What protections measures should be configured for dry-type transformers?

Time：2025-01-27    Auther：ZTelec-www.ztelectransformer.com

As an important equipment in the power system, the safe and stable operation of dry-type transformers is crucial to the reliability of the entire power system. In order to ensure the normal operation of dry-type transformers and prevent potential failures, a series of protection measures need to be configured.

Protection measures that should be configured for dry-type transformers

1. Overcurrent protection

Overcurrent protection is one of the most basic protections for dry-type transformers. When an overcurrent occurs in the transformer, the overcurrent protection device will act quickly to cut off the fault current and prevent equipment damage. Overcurrent protection is generally divided into instantaneous overcurrent protection and timed overcurrent protection. Instantaneous overcurrent protection is used to protect equipment from the impact of instantaneous large currents, while timed overcurrent protection is used to protect equipment from long-term overcurrent damage.
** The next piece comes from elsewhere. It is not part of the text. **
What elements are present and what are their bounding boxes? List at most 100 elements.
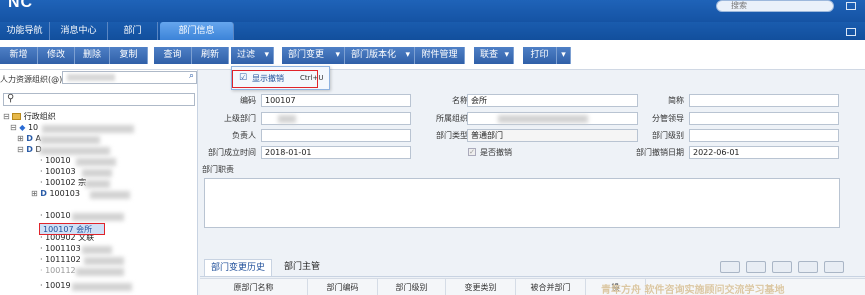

2. Differential protection

Differential protection is one of the most commonly used protections for dry-type transformers. It detects whether a fault occurs inside the equipment by comparing the difference between the currents on the high and low voltage sides of the transformer. When a short circuit, grounding or loop imbalance occurs inside the transformer, the differential protection can quickly cut off the fault current and protect the equipment from damage. The differential protection has high sensitivity and fast action speed and is one of the important protections to ensure the safe operation of dry-type transformers.

3. Grounding protection

For forced grounding dry-type transformers, neutral point grounding is an important measure to protect the safety of personnel and equipment. Grounding protection can detect neutral point grounding faults and cut off the fault current to prevent electric shock and equipment damage. When configuring grounding protection, ensure that the grounding resistance meets the requirements to improve the reliability of protection.

4. Winding temperature protection

Excessive winding temperature of dry-type transformers may cause equipment damage. Therefore, winding temperature protection is required to monitor the winding temperature and take timely measures. Winding temperature protection usually installs the winding temperature sensor inside the transformer, controls the relay action according to the temperature change, and protects the equipment. When the winding temperature exceeds the set value, the protection device will issue an alarm signal or cut off the power supply to prevent the equipment from overheating and damage.
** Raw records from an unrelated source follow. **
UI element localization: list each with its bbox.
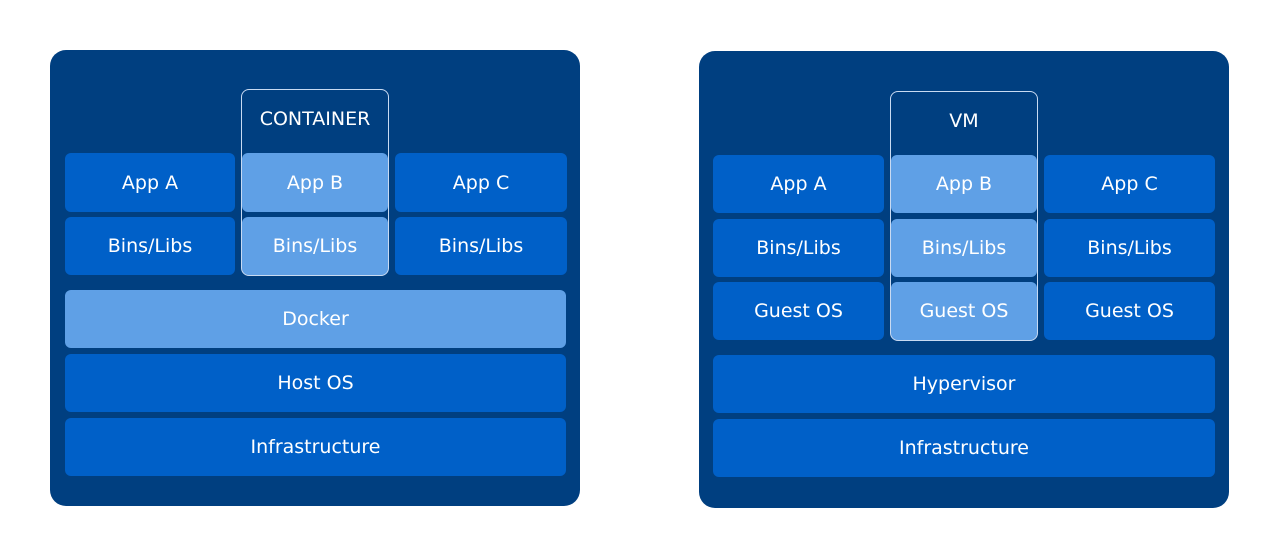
container-frame [241,89,389,276]
vm-bins-libs-a-block: Bins/Libs [713,219,884,277]
infrastructure-layer: Infrastructure [65,418,566,476]
guest-os-c-block: Guest OS [1044,282,1215,340]
vm-app-c-block: App C [1044,155,1215,213]
bins-libs-a-block: Bins/Libs [65,217,235,275]
vm-frame [890,91,1038,341]
guest-os-a-block: Guest OS [713,282,884,340]
vm-bins-libs-c-block: Bins/Libs [1044,219,1215,277]
bins-libs-c-block: Bins/Libs [395,217,567,275]
app-a-block: App A [65,153,235,212]
app-c-block: App C [395,153,567,212]
docker-layer: Docker [65,290,566,348]
hypervisor-layer: Hypervisor [713,355,1215,413]
vm-app-a-block: App A [713,155,884,213]
vm-infrastructure-layer: Infrastructure [713,419,1215,477]
host-os-layer: Host OS [65,354,566,412]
5. Overvoltage protection and undervoltage protection

Overvoltage protection is used to prevent the transformer from being damaged by the impact of excessively high voltage. When the system voltage exceeds the rated voltage of the transformer, the overvoltage protection device will operate to cut off the power supply or reduce the voltage to protect the equipment. Undervoltage protection is used to prevent the system voltage from being too low and causing the transformer to fail to work properly. When the system voltage is lower than a certain proportion of the rated voltage, the undervoltage protection device will issue an alarm signal or cut off the power supply.

6. Leakage protection

Leakage protection is used to detect whether there is leakage in the transformer. When leakage occurs in the transformer, the leakage protection device will act quickly to cut off the fault current and prevent accidents such as electric shock and fire. Leakage protection is one of the important measures to ensure personnel safety and equipment safety.

7. Shell protection

Although shell protection does not belong to the category of electrical protection, it is equally important for the safe operation of dry-type transformers. Dry-type transformers can use different shells according to environmental characteristics and protection requirements. For example, the IP20 protective shell can prevent the entry of solid foreign objects with a diameter greater than 12mm, providing a safety barrier for live parts; the IP23 protective shell, in addition to the protection function of IP20, can also prevent water droplets from entering within 60° of the vertical line. Choosing a suitable shell can improve the protection level of the dry-type transformer and reduce the probability of failure.

The basic principle of dry-type transformer protection configuration is to ensure that the equipment can be protected in a timely and effective manner under various working conditions. And it can prevent the expansion of faults, and ensure the safe operation of the power system. These protection measures should comply with relevant standards and specifications. And these protection measures should be reasonably selected according to the specific characteristics of the dry-type transformer and the operating environment.